Apple faces margin pressure as rising memory and flash storage costs are expected to hit results beyond the June quarter, with Linx Equity Strategies now seeing September gross margins dipping modestly. The company also signaled a shift away from its net cash neutral target, implying buybacks could slow from the roughly $100 billion annual pace, while revenue growth may cool to the high-single digits. Tim Cook's planned departure on September 1 and slower AI progress add to investor concerns and could weaken sentiment toward the stock.

Analysis

Apple’s problem is less about a single quarter and more about a regime shift in support: margins are getting pinched just as the buyback backstop may structurally weaken. That combination matters because AAPL’s valuation has been defended by two implicit cushions — steady earnings quality and persistent net capital return — and both are now less reliable. The market may be underestimating how quickly the stock can de-rate if buyback demand slows while gross margin revisions begin to filter through Street models over the next 1-2 reporting cycles. Second-order effects extend beyond AAPL. A softer Apple repurchase cadence removes a key source of passive support for mega-cap indices and for suppliers that have historically traded with the ecosystem’s inventory cycle.
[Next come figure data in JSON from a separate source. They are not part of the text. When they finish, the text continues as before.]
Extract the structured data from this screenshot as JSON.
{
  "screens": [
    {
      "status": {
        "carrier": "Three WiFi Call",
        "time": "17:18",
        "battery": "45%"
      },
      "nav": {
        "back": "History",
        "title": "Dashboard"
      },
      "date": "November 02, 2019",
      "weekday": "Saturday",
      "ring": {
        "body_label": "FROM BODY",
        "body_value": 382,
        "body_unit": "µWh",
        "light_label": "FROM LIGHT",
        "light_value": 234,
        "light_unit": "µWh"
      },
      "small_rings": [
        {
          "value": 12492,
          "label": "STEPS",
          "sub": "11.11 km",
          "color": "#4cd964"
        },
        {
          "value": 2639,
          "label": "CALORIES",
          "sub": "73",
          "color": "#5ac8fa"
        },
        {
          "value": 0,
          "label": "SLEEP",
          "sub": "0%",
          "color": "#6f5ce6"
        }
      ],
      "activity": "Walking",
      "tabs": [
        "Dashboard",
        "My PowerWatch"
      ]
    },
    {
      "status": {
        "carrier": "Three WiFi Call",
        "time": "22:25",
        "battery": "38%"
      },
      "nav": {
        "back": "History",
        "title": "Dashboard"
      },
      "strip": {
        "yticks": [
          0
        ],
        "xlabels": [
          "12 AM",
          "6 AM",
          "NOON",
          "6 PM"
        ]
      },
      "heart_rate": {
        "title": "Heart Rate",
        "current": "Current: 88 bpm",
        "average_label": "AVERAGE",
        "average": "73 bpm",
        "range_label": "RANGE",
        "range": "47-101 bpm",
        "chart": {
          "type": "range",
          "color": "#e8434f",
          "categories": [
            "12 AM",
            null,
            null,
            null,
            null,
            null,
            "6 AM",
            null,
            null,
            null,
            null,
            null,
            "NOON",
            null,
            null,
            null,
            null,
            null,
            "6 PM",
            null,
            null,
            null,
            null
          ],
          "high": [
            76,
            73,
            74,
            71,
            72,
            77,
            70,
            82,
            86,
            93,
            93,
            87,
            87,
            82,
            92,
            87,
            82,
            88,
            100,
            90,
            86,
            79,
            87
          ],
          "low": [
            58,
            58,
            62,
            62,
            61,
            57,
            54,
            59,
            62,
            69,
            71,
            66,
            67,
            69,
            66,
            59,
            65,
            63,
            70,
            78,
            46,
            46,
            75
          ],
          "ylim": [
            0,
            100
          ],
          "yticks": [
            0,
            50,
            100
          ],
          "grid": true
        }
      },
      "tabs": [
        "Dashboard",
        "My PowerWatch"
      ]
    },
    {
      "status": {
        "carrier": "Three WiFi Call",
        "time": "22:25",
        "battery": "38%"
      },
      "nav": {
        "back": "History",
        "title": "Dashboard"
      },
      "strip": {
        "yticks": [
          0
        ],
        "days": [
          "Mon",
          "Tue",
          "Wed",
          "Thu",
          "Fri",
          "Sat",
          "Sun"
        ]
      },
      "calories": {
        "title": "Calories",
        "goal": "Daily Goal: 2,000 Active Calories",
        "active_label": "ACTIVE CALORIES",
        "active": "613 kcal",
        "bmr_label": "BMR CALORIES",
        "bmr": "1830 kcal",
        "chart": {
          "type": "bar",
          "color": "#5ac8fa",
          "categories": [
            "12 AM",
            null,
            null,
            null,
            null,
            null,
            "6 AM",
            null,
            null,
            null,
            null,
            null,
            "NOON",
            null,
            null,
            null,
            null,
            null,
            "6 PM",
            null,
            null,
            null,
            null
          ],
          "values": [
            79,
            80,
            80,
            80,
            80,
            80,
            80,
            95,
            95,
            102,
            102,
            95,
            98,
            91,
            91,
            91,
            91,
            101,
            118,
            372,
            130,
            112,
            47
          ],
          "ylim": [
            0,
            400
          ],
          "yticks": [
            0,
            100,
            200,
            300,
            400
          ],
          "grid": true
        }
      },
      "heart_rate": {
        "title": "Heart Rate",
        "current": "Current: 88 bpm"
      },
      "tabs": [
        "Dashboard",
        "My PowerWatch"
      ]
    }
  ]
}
The larger winner is not necessarily another handset OEM; it may be component vendors with less Apple exposure and more diversified demand, because Apple’s margin pressure likely forces tougher procurement discipline across the chain. On the other side, Berkshire faces a mild but persistent technical headwind: reduced AAPL support could make further trimming look more rational, reinforcing sentiment pressure without requiring a fundamental change in Berkshire’s own business mix. The near-term catalyst path is straightforward: guidance language around component costs, services resilience, and capital returns over the next earnings call cycle. The downside can persist for months if management signals that cost inflation is sticky and buybacks step down from the prior run-rate rather than merely pausing. The main reversal trigger would be a better-than-feared product cycle or a more aggressive capital-return framework than the market currently expects. Consensus may be too focused on leadership transition and not enough on the mechanical earnings power of the balance sheet. If Apple chooses to preserve strategic flexibility by accepting lower repurchases, the stock can still work, but the multiple likely needs to compress first; that creates a tradable window where fundamentals deteriorate slower than sentiment. In our view, the move is not overdone on a 1-3 month basis, but the market may be overpricing the permanence of the margin squeeze if component costs normalize faster than expected.